LeBron James won his fourth NBA title on Sunday night in an illustrious career that has spanned 17 years and counting, leading the Los Angeles Lakers to a 106-93 win over the Miami Heat in Game 6 of the Finals and a 4-2 series victory.
In averaging 29.8 points, 8.5 assists and 11.8 rebounds, James became the first player in NBA history to win a Finals MVP with three different franchises. He earned back-to-back awards with the Heat in 2012 and 2013, and another with the Cleveland Cavaliers in 2016. The Lakers also equaled a notable mark, capturing their 17th championship, which ties them with the Boston Celtics for most ever for an NBA organization.
An ongoing debate among journalists and sports fans is comparing the greatness of James and Michael Jordan. Wherever sports conversations take place, it has been a hot and contentious topic for years. Jordan appeared in six Finals with the Chicago Bulls and was named MVP in every one of them. His teams were 6-0 and never played a Game 7. James is now 4-6 in 10 Finals. This column could run several pages juxtaposing their individual statistics, which have been measured, matched and contrasted endlessly.
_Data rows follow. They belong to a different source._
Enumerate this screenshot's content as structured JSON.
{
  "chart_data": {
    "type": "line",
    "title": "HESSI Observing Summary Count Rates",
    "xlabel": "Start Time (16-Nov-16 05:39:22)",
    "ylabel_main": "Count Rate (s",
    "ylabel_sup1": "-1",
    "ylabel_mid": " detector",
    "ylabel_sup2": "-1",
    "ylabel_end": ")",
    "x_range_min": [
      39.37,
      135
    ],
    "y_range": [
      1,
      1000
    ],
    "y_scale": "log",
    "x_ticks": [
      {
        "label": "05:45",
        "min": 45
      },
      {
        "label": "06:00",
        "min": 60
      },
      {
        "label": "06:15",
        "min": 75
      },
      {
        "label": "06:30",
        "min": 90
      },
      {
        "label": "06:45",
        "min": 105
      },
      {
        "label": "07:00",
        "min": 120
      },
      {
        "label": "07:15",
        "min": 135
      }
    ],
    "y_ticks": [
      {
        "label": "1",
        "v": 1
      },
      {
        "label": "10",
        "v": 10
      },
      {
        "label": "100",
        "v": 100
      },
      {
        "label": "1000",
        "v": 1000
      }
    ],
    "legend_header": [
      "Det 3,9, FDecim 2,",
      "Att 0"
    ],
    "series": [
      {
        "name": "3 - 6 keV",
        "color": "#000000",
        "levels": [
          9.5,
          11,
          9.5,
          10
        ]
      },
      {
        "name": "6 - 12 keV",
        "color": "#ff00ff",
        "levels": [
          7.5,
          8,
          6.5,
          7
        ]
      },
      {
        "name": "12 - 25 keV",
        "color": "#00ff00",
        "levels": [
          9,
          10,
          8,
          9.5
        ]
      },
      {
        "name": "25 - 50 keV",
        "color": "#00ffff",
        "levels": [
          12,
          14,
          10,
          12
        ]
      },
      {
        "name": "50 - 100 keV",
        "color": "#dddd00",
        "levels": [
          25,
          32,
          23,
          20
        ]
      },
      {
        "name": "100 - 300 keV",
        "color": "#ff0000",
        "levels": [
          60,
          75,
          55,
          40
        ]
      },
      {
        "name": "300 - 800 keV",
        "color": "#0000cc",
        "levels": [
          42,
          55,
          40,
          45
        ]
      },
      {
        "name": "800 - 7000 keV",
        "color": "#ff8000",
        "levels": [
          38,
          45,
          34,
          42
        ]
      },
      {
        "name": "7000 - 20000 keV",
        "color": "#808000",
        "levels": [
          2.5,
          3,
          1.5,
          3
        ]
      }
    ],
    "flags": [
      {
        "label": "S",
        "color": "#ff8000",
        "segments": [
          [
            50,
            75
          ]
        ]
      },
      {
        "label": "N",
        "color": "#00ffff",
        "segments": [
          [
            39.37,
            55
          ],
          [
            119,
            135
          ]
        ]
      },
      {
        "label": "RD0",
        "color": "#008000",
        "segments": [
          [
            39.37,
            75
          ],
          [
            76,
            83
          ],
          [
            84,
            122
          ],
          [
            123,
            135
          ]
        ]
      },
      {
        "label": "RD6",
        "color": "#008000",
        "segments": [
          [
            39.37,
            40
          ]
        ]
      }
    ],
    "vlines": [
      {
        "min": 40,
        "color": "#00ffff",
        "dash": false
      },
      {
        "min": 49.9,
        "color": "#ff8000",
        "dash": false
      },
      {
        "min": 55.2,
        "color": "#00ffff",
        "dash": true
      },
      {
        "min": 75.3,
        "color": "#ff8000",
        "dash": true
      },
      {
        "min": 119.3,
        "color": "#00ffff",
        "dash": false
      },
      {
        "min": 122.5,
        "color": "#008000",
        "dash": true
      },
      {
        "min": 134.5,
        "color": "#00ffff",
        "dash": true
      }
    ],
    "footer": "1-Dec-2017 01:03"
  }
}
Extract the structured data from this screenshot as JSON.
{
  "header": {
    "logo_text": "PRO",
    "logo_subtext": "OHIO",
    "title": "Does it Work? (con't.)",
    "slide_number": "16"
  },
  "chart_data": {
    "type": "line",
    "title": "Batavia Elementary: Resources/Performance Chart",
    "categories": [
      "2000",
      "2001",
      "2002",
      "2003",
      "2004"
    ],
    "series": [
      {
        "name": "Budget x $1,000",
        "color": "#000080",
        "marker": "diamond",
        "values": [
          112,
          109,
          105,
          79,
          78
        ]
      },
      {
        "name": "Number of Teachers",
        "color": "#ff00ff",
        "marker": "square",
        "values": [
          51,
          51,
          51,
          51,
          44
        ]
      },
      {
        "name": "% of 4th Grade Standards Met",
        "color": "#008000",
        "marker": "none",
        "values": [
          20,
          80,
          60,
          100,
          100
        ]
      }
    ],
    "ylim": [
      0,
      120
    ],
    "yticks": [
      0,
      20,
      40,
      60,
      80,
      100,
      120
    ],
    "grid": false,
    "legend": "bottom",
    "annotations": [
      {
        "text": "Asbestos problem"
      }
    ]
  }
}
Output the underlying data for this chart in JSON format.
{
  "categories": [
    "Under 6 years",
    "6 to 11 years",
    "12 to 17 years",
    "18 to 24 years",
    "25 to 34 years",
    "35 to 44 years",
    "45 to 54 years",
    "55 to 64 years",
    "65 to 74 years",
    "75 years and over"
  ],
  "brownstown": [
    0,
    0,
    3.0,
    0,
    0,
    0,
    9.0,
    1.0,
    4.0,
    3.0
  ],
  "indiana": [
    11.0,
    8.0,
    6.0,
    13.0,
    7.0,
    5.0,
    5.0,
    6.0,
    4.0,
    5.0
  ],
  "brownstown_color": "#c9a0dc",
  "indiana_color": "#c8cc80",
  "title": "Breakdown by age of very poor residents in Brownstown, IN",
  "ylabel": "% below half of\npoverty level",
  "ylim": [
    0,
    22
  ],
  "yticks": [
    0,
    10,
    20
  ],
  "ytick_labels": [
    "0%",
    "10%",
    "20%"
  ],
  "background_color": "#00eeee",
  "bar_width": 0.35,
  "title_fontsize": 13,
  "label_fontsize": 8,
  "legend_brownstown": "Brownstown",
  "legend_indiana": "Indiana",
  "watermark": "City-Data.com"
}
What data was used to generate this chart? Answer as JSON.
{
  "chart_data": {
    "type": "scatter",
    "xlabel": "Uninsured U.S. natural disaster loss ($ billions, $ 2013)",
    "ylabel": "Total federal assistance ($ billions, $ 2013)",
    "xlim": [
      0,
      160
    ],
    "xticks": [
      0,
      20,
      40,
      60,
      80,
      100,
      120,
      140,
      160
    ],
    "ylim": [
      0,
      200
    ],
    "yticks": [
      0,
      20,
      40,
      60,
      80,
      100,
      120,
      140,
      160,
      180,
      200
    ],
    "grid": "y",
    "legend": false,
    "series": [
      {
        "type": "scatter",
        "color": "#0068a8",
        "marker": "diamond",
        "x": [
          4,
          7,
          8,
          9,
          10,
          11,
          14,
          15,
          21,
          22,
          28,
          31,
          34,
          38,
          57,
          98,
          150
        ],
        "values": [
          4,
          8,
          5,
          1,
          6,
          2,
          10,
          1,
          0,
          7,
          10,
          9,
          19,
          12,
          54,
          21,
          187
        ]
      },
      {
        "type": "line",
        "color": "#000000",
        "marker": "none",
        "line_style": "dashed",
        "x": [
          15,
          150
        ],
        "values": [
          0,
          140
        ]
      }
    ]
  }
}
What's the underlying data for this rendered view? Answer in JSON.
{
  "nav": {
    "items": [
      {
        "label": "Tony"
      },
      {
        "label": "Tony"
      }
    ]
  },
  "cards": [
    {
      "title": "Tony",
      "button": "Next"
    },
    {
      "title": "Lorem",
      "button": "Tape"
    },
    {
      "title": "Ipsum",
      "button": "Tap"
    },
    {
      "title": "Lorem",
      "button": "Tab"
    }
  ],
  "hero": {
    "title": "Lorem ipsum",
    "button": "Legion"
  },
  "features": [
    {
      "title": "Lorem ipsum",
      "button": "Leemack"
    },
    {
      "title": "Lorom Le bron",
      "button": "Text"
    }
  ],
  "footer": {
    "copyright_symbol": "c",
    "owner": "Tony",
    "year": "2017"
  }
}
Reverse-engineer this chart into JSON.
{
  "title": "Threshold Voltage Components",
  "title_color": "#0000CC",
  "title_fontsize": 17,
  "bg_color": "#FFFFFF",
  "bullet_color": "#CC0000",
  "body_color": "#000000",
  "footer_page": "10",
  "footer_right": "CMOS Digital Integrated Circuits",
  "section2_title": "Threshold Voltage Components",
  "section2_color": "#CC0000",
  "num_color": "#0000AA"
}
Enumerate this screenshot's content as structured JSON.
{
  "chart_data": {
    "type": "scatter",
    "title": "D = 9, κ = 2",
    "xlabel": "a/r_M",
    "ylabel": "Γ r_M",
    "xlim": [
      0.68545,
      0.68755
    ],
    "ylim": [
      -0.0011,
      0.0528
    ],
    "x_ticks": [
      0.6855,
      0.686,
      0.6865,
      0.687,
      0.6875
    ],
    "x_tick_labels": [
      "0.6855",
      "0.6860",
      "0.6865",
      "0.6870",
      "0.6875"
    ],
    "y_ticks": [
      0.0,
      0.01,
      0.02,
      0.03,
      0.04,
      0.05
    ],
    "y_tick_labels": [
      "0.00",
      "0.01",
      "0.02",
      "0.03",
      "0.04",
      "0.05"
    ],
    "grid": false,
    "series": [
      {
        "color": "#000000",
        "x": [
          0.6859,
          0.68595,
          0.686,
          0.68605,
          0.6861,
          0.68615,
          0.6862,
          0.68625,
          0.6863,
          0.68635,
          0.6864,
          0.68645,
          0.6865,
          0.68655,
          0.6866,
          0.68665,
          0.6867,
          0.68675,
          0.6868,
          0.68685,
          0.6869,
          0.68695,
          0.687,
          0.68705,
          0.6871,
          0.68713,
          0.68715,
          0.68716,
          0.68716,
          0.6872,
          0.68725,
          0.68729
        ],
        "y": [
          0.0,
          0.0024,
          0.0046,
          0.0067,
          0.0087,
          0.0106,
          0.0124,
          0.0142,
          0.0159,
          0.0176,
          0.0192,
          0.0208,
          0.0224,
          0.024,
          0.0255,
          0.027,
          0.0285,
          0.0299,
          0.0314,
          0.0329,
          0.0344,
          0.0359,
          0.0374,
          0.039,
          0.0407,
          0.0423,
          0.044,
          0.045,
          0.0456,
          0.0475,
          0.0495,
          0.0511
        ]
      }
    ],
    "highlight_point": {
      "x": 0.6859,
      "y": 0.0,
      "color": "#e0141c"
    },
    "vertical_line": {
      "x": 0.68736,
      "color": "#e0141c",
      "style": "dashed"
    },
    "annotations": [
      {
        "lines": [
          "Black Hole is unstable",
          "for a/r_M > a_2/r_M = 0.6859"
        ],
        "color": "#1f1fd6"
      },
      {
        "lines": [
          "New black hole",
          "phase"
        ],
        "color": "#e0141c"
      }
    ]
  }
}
Before the NBA resumed its season in July in a contained environment at the ESPN Wide World of Sports Complex close to Orlando, Florida, after being shut down in March due to the novel coronavirus pandemic, this writer opined that the 2020 season should neither add to nor detract from James’ legacy, irrespective of the outcome. It should be viewed as a stand-alone season or a tournament similar to the Olympics.
The accomplishments should not be vastly depreciated as the challenges James and his NBA brethren faced were unique and unprecedented. Yet, paradoxically, it is for that very reason this season’s championship should not be ascribed the same significance as all the other past titles.
Jordan is still widely viewed as the greatest player to ever live. Nevertheless, James has numerous backers who place him at the top of their list. It will forever be a subjective exercise in trying to definitively settle the indeterminable.
A topic that is just as compelling is James’ and Jordan’s impact on society. During his playing career, Jordan was one of, if not the most popular person in the world. Over a period of eight years, from 1984 when he entered the NBA out of the University of North Carolina, to leading the 1992 U.S. Olympic Dream Team, Jordan became a global icon and ubiquitous brand, elevating Nike to the most recognizable company on the planet. He inspired a generation of athletes across the sports spectrum, perhaps more than anyone since Muhammad Ali.
Kobe Bryant and later James were driven to surpass Jordan’s basketball brilliance, and in doing so further extended the global reach of the NBA, thus raising its economics to mind-numbing heights. But a glaring distinction between James and Jordan is the latter was decidedly apolitical in his playing days while James has emerged as one of America’s most influential and outspoken voices for racial justice, educational equality and the fight against voter suppression.
He has been fearless in criticizing President Donald Trump, consequentially becoming a prime target of vitriol from Trump and his right wing sycophants. In recent years has been overtly enlightened and emboldened. Now the owner of the Charlotte Hornets, James has provided his voice and riches to social causes.
In June, in the aftermath of the killing of George Floyd that ignited global protests, Jordan and Jordan Brand apparel pledged $100 million to organizations committed to social justice, racial equality and increased access to education.
Age is relative and James, 35, and Jordan, 57, are still young. Hopefully they will be divinely bestowed many more years to help change the course of this country for the better. Discussing who between them is leading this charge is more important than which one has had the better basketball career.